DataLadder: A Simulation-Enabled Interconversion Toolchain for the Embodied Data Pyramid

Peidong Liu,Yongce Liu,Songyan Guo,Fuyuan Ma,Zhihao Yuan,Ao Li,Zengjue Chen,Wenhao Li,Tianle Zhang,Mingyang Li,Jiale Zhang,Junzhe Xiong,Zhiyuan Xiang,Dafeng Chi,Yuzheng Zhuang,Yihang Li,Qingrong He,Jiaming Liang,Chen Cai,Peng Hao,Mingxi Luo,Song Wang,Junwu Xiong,Ruodai Li,Liyi Luo,Wei Tan,Dongjiang Li,Jiawei Li,Hui Shen,Yicheng Gong,Liang Lin

from arxiv, Project Page: https://joyai-sim.github.io/

Generalist robot policies require trustworthy evaluation and robot-usable training data, but both are difficult to scale with physical robots alone. Real-robot trials and demonstrations remain the most faithful source of deployment signals, yet they are slow, costly, and hard to reproduce. We present DataLadder, a simulation-enabled interconversion toolchain for human-robot aligned model evaluation and data generation, denoted as Robot $\rightleftharpoons$ Simulation $\rightleftharpoons$ Human. On the one hand, the Robot $\rightarrow$ Simulation $\rightarrow$ Human pathway supports human-robot aligned model evaluation by reconstructing real-robot tabletop organization tasks as calibrated digital twins for scalable evaluation, while using human embodied feedback to inspect and refine the naturalness of simulated motions. On the other hand, the Human $\rightarrow$ Simulation $\rightarrow$ Robot pathway supports human-robot aligned data generation: it lifts ego-centric human demonstrations into simulation, checks them under robot physical constraints, and converts them into robot-centered trajectories, annotations, and visual observations. Together, these pathways use the JoySim simulator as both a scalable evaluation layer and a physical consistency filter for robot data generation. We further package the core reconstruction, simulation, rendering, and realism-augmentation modules as cloud services on JD Cloud, turning the system into reusable infrastructure for robot data generation and model evaluation.

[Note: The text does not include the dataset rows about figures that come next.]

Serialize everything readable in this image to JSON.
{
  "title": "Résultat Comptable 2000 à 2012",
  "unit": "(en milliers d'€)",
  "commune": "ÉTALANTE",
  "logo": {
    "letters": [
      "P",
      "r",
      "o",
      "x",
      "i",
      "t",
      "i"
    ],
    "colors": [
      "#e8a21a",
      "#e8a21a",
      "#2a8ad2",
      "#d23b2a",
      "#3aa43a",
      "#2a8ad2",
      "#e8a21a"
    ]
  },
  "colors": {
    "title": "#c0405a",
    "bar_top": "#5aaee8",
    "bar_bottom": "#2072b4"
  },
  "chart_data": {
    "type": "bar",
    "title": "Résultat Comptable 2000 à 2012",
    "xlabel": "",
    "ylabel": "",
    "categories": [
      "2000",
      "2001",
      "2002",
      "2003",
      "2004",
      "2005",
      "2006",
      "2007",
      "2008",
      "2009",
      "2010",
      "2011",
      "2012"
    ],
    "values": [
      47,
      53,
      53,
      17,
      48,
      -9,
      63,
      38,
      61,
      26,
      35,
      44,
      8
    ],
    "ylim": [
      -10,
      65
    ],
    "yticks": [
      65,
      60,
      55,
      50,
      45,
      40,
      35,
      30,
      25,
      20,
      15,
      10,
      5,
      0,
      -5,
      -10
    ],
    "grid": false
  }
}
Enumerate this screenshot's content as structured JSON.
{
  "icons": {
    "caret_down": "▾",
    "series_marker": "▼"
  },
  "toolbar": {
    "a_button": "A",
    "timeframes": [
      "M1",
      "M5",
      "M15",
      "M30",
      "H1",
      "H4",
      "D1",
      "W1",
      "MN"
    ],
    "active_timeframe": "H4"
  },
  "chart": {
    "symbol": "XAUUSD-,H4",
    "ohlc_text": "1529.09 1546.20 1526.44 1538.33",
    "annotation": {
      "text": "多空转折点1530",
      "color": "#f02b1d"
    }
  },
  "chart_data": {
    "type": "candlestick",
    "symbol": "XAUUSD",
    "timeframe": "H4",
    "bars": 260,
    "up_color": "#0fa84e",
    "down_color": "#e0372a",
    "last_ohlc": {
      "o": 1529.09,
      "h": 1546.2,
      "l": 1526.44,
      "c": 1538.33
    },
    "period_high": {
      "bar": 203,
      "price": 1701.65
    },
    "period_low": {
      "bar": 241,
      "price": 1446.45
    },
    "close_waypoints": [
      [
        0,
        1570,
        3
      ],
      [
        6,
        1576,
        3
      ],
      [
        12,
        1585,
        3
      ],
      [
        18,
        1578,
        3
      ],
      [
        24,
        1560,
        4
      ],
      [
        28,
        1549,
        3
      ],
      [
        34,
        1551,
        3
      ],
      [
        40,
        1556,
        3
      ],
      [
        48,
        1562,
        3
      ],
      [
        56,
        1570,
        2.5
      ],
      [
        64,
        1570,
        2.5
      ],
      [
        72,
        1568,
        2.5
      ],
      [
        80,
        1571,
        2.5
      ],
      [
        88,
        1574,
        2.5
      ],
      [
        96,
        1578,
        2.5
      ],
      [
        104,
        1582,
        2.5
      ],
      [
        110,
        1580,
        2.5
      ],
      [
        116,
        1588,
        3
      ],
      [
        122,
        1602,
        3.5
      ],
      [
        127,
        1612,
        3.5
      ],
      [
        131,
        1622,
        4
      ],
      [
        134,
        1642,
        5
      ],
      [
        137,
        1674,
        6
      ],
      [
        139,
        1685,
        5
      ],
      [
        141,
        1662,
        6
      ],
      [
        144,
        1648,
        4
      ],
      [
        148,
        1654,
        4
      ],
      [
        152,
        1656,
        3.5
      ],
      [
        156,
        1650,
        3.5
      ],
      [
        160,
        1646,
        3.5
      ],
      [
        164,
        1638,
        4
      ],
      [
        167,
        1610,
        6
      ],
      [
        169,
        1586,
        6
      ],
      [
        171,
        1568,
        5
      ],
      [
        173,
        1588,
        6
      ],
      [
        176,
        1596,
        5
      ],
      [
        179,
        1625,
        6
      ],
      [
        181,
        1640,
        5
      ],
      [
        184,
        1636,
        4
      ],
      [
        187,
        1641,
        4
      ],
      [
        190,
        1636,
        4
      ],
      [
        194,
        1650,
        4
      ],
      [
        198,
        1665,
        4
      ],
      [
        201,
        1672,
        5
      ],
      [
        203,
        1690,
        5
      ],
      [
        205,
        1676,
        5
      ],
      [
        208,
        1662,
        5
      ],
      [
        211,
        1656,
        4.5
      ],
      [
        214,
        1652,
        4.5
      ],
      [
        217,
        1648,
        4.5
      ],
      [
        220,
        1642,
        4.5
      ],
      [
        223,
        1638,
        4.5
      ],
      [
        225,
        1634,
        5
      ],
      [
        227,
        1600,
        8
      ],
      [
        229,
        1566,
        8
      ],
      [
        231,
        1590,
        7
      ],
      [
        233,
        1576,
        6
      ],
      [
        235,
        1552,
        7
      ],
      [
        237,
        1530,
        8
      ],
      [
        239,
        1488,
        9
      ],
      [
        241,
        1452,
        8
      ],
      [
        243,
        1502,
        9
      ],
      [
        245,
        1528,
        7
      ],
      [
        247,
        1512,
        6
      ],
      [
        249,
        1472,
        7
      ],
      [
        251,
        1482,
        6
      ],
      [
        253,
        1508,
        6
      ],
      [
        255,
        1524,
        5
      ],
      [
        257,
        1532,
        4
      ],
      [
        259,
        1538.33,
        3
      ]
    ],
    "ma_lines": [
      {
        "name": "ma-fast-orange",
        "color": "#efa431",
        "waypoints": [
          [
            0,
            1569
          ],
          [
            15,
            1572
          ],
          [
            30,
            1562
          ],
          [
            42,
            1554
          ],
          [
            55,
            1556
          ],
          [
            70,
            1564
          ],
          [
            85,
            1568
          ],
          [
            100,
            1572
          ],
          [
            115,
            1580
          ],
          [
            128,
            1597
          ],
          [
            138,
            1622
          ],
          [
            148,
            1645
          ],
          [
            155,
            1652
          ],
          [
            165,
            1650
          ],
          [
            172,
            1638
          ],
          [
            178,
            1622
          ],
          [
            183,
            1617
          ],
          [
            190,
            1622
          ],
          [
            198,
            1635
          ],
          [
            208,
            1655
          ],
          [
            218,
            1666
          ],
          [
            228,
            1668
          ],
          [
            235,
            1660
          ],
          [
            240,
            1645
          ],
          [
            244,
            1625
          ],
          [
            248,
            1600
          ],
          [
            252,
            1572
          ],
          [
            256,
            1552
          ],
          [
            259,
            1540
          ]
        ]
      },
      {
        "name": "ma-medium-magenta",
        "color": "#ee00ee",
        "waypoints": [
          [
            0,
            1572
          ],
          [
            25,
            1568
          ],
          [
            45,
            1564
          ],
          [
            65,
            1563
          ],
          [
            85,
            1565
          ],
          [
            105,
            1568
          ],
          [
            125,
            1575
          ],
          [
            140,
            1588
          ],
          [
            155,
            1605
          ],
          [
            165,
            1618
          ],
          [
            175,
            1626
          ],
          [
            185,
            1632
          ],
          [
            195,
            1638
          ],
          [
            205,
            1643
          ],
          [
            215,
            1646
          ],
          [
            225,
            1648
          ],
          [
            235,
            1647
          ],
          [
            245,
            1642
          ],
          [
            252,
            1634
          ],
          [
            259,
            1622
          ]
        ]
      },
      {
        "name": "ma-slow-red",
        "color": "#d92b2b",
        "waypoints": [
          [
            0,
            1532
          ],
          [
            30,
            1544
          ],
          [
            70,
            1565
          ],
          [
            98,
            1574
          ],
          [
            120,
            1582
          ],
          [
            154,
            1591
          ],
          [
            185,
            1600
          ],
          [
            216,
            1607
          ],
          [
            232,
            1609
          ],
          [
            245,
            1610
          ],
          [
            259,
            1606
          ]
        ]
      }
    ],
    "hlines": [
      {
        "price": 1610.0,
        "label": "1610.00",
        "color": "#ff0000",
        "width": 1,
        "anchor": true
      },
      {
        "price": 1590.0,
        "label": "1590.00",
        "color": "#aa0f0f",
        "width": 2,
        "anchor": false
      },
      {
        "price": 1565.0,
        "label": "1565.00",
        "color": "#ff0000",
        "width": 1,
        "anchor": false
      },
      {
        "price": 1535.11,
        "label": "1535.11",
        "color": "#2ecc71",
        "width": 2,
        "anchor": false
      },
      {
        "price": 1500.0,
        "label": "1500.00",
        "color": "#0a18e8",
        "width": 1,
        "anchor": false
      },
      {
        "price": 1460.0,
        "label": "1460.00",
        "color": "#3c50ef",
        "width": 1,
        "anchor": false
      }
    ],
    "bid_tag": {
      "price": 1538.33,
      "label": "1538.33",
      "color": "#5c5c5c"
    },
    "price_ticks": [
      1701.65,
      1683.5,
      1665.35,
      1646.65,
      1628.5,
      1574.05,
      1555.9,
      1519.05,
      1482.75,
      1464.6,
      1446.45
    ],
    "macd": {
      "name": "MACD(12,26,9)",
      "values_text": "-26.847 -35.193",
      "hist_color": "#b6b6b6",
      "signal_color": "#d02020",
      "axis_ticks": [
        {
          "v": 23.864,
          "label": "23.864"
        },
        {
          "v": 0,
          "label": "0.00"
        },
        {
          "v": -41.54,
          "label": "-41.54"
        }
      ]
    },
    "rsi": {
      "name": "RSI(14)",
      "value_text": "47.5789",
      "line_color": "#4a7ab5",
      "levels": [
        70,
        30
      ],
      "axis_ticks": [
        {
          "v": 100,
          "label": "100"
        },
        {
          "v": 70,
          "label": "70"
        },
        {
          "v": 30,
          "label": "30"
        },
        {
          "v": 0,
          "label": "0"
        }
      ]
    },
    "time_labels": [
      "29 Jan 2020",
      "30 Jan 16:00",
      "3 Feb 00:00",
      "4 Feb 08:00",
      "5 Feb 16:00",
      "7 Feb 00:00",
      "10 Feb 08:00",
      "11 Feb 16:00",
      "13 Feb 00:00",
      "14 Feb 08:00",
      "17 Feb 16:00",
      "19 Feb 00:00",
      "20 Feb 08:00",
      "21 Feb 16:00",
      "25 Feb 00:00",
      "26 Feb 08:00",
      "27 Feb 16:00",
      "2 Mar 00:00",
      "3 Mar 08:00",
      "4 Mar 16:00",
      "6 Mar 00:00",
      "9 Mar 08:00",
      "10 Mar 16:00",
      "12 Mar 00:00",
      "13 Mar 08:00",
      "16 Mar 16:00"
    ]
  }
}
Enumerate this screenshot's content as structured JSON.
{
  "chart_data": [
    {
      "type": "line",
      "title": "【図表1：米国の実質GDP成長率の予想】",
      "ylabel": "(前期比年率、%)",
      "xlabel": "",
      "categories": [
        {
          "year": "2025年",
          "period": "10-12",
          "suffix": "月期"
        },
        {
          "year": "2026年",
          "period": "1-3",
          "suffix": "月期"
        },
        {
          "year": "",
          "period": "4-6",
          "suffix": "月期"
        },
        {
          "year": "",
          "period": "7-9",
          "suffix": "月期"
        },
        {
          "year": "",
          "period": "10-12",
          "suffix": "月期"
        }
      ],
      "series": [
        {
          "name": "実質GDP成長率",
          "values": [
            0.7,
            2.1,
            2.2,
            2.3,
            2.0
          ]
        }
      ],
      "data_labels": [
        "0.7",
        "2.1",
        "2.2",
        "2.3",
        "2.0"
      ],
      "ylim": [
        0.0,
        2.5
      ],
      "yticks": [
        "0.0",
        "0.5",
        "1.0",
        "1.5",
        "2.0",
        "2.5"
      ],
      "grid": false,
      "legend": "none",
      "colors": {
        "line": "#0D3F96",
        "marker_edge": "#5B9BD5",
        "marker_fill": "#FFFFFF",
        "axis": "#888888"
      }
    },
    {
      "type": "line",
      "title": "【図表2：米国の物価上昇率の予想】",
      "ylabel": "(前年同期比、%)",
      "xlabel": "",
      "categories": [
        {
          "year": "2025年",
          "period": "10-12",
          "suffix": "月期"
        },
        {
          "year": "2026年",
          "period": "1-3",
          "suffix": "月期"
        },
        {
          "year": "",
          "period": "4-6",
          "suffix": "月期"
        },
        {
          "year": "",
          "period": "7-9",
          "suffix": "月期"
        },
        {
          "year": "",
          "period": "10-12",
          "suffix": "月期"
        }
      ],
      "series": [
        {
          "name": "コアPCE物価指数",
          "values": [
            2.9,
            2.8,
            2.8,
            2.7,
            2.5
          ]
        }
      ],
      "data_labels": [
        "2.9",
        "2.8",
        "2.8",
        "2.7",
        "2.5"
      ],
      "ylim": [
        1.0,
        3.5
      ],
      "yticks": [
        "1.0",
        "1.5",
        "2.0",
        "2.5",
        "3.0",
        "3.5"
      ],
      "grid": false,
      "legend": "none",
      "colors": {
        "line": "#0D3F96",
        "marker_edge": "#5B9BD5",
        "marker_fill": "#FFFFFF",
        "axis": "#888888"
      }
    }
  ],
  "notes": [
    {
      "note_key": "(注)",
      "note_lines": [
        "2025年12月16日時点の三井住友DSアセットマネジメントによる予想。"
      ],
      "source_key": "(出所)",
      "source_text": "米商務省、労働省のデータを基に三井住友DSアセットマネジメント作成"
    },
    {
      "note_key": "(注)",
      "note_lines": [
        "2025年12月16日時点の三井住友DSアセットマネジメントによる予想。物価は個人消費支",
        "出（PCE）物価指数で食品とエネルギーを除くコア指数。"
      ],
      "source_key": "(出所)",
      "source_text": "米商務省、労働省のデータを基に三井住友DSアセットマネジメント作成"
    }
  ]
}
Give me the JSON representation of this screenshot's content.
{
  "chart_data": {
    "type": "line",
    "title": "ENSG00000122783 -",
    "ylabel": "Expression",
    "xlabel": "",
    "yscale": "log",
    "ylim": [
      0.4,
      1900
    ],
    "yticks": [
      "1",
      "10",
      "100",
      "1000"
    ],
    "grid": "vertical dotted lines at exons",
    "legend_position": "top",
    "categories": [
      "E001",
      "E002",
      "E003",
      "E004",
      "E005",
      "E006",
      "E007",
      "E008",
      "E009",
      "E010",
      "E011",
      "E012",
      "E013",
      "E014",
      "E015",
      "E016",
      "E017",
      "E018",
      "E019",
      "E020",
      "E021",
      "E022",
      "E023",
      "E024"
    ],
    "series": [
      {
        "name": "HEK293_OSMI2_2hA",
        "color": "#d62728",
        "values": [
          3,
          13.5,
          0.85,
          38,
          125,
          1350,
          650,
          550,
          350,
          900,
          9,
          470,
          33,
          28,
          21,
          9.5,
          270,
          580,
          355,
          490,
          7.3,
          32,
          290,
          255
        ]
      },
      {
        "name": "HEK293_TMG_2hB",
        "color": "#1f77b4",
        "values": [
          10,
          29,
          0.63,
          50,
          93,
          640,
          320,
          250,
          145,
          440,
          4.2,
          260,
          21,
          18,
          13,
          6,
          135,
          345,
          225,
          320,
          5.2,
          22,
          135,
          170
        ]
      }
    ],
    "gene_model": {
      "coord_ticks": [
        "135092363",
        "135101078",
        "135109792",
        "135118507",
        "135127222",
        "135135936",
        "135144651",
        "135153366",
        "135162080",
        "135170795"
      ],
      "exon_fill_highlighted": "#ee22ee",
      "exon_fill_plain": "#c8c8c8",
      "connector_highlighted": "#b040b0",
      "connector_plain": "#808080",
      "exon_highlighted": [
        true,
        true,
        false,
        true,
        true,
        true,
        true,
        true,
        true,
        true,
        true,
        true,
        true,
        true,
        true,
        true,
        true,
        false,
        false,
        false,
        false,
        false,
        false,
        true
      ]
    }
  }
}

翻译：通用型机器人策略需要可信的评估和可用的训练数据，但仅依靠物理机器人难以实现规模化。真实机器人实验和演示仍是部署信号最可靠的来源，但成本高、速度慢且难以复现。我们提出DataLadder——一种面向人-机对齐的模型评估与数据生成的仿真驱动互转换工具链，记为Robot $\rightleftharpoons$ Simulation $\rightleftharpoons$ Human。一方面，Robot $\rightarrow$ Simulation $\rightarrow$ Human路径通过将真实机器人桌面整理任务重建为可标定的数字孪生，实现人机对齐的模型可扩展评估，同时利用人类具身反馈检查并优化仿真动作的自然性。另一方面，Human $\rightarrow$ Simulation $\rightarrow$ Robot路径支持人机对齐的数据生成：将第一人称人类演示迁移至仿真环境，在机器人物理约束下进行校验，并转换为以机器人为中心的轨迹、标注及视觉观测。两条路径共同利用JoySim仿真器作为可扩展评估层和机器人数据生成的物理一致性滤波器。我们进一步将核心重建、仿真、渲染及真实感增强模块打包为京东云上的云服务，使该系统成为机器人数据生成与模型评估的可复用基础设施。